Researchers in the USA are testing whether the key to treating type 1 diabetes could be found in your tongue.

The team, from the National Institute of Aging, aim to pick out stem cells from taste buds. They hope to grow these stem cells into cells that can produce insulin in response to changing glucose levels.

The programme is looking to recruit 90 participants willing to have five tiny samples from their tongue taken for the work.

Why are they looking for stem cells in taste buds?

Taste buds contain stem cells. Stem cells are the genies of cells –  they have the power to turn into anything. This means that scientists can use stem cells to grow other kinds of cells, although this is tricky to do in the lab as the stem cells have to be fed exactly the right mix of molecules under precise conditions.

In this case, the team want to see if it is possible to turn the stem cells into cells that can produce insulin.

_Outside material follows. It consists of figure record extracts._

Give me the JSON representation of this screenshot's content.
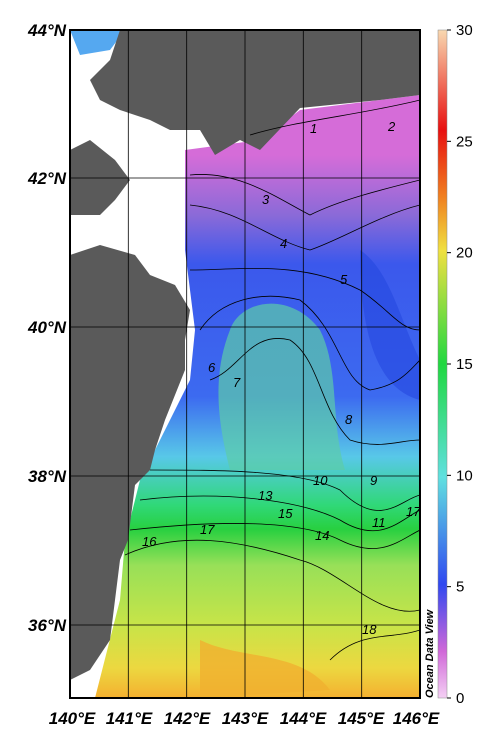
{
  "map": {
    "lat_labels": [
      "44°N",
      "42°N",
      "40°N",
      "38°N",
      "36°N"
    ],
    "lon_labels": [
      "140°E",
      "141°E",
      "142°E",
      "143°E",
      "144°E",
      "145°E",
      "146°E"
    ],
    "colorbar": {
      "range": [
        0,
        30
      ],
      "ticks": [
        0,
        5,
        10,
        15,
        20,
        25,
        30
      ]
    },
    "contour_labels": [
      "1",
      "2",
      "3",
      "4",
      "5",
      "6",
      "7",
      "8",
      "9",
      "10",
      "11",
      "13",
      "14",
      "15",
      "16",
      "17",
      "18",
      "17"
    ],
    "watermark": "Ocean Data View"
  }
}
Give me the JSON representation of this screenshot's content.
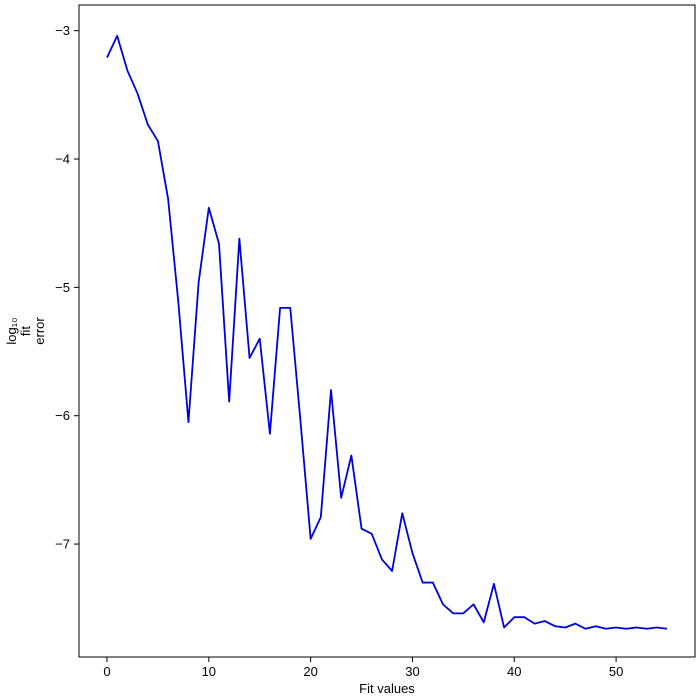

Why grow insulin-producing cells?

Most people with type 1 diabetes have almost no insulin-producing beta cells left in their pancreas, as a result of the autoimmune attack. One way to treat or even cure type 1 diabetes would be to replace these lost beta cells with other cells that could produce insulin in response to glucose. These beta-like grown cells could either be directly transplanted into patients, or implanted via an encapsulation device.

What does this mean for type 1?

This work will help to further efforts to grow beta-like cells in the lab suitable for treating type 1 diabetes. If successful, this work could lead to specially tailored treatments for people with type 1 diabetes, as the beta-like cells could be grown directly from their own taste buds. This could take away the need for strong immunosuppressive drugs after transplants, and make transplants a more widely suitable treatment option for people living with type 1 diabetes.